Lo relevante es identificar cómo los cárteles mexicanos están incorporando tecnología militar y de doble uso procedente de diferentes regiones del mundo.
El CSD analiza este escenario dentro del concepto de amenazas híbridas: espacios en los cuales operaciones económicas, tecnológicas, informativas, clandestinas y criminales pueden superponerse.
Eso no equivale a afirmar que Rusia, China o Irán mantengan una alianza formal con organizaciones criminales mexicanas. La existencia de intereses coincidentes, intermediarios privados o mercados ilícitos tampoco constituye por sí misma evidencia de coordinación entre gobiernos y cárteles.
Precisamente por esa razón, cualquier conclusión requiere información de inteligencia y trazabilidad que vaya más allá del país de fabricación de un arma.
Moscú entra en la disputa narrativa
La controversia también alcanzó el terreno diplomático.
El Servicio de Inteligencia Exterior de Rusia (SVR) rechazó versiones que pretenden vincular a Moscú con el suministro de armamento a organizaciones criminales latinoamericanas.
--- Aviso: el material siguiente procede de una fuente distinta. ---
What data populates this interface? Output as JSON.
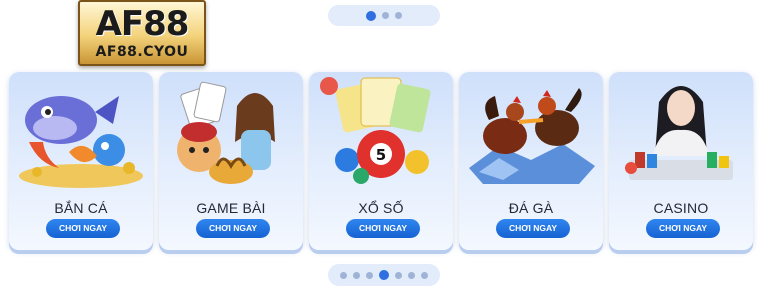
{
  "logo": {
    "main": "AF88",
    "sub": "AF88.CYOU"
  },
  "carousel_top": {
    "active_index": 0,
    "dot_count": 3
  },
  "carousel_bottom": {
    "active_index": 3,
    "dot_count": 7
  },
  "cards": [
    {
      "title": "BẮN CÁ",
      "button": "CHƠI NGAY",
      "icon": "fish-shooting-icon"
    },
    {
      "title": "GAME BÀI",
      "button": "CHƠI NGAY",
      "icon": "card-game-icon"
    },
    {
      "title": "XỔ SỐ",
      "button": "CHƠI NGAY",
      "icon": "lottery-ball-icon"
    },
    {
      "title": "ĐÁ GÀ",
      "button": "CHƠI NGAY",
      "icon": "rooster-icon"
    },
    {
      "title": "CASINO",
      "button": "CHƠI NGAY",
      "icon": "casino-dealer-icon"
    }
  ],
  "colors": {
    "accent": "#1662d2",
    "card_bg": "#cfe0fb",
    "dot_active": "#2f6fdf",
    "dot_inactive": "#9fb3d6"
  }
}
De acuerdo con información difundida por medios mexicanos el 17 de agosto, el organismo ruso sostuvo que Ucrania y países occidentales buscarían construir una narrativa para responsabilizar a Rusia.
El señalamiento introduce otro componente del problema: la desinformación y la confrontación propagandística asociadas con la guerra en Ucrania.
De un lado se encuentran investigaciones occidentales que advierten sobre la expansión de redes de influencia rusa y sus posibles intersecciones con circuitos clandestinos. Del otro, Moscú sostiene que esas acusaciones forman parte de operaciones dirigidas a deteriorar su imagen internacional.
Para México, la discusión debería situarse fuera de esa confrontación narrativa y concentrarse en información comprobable.
La evidencia pública permite sostener que armas de diseño o fabricación rusa han aparecido en arsenales vinculados con organizaciones criminales mexicanas y existen reportes que señalan un crecimiento de los decomisos de ese material.
Lo que no puede afirmarse con las mismas evidencias es que exista un programa del gobierno ruso destinado a abastecer directamente a los cárteles.
Tampoco puede asumirse como estadística oficial mexicana plenamente corroborada la afirmación de que 60 por ciento de todas las armas aseguradas a organizaciones criminales entre 2022 y 2024 sean de origen ruso.
El problema no es solamente de dónde vienen, sino cómo llegan
El verdadero foco de atención se encuentra en las cadenas de abastecimiento.
Si organizaciones como el CJNG o el Cártel de Sinaloa tienen capacidad para combinar fusiles adquiridos en Estados Unidos, sistemas de origen ruso, armas de alto calibre, drones, explosivos y tecnologías comerciales adaptadas para operaciones armadas, el problema rebasa el contrabando tradicional.
Significa que el crimen organizado posee recursos económicos, contactos y logística suficientes para explorar diferentes mercados.
La investigación necesaria debe seguir el recorrido completo de cada arma: dónde fue fabricada, quién la adquirió originalmente, a qué país fue exportada, qué intermediarios participaron, cómo fue financiada, por dónde ingresó a México y qué estructura criminal terminó recibiéndola.
Esa información permitiría distinguir entre dos escenarios radicalmente diferentes: un mercado negro internacional aprovechado por los cárteles o cadenas de abastecimiento en las que pudieran intervenir actores con objetivos políticos o geoestratégicos.
Mientras esa trazabilidad no exista, cualquier afirmación sobre responsabilidades gubernamentales debe manejarse con reserva.
El hallazgo más relevante, por ahora, está en otra parte: los arsenales del crimen organizado mexicano muestran signos de una creciente diversificación internacional.
El desafío para las autoridades mexicanas ya no consiste solamente en decomisar armas. Consiste en reconstruir las redes financieras, comerciales y logísticas que permiten que sistemas desarrollados a miles de kilómetros aparezcan finalmente en manos de organizaciones capaces de disputar territorio y enfrentar al Estado.
Y ahí se encuentra la verdadera alerta: no únicamente en que existan armas rusas en México, sino en la capacidad de los cárteles para conectarse con un mercado global de armamento cuyo funcionamiento todavía no ha sido completamente esclarecido.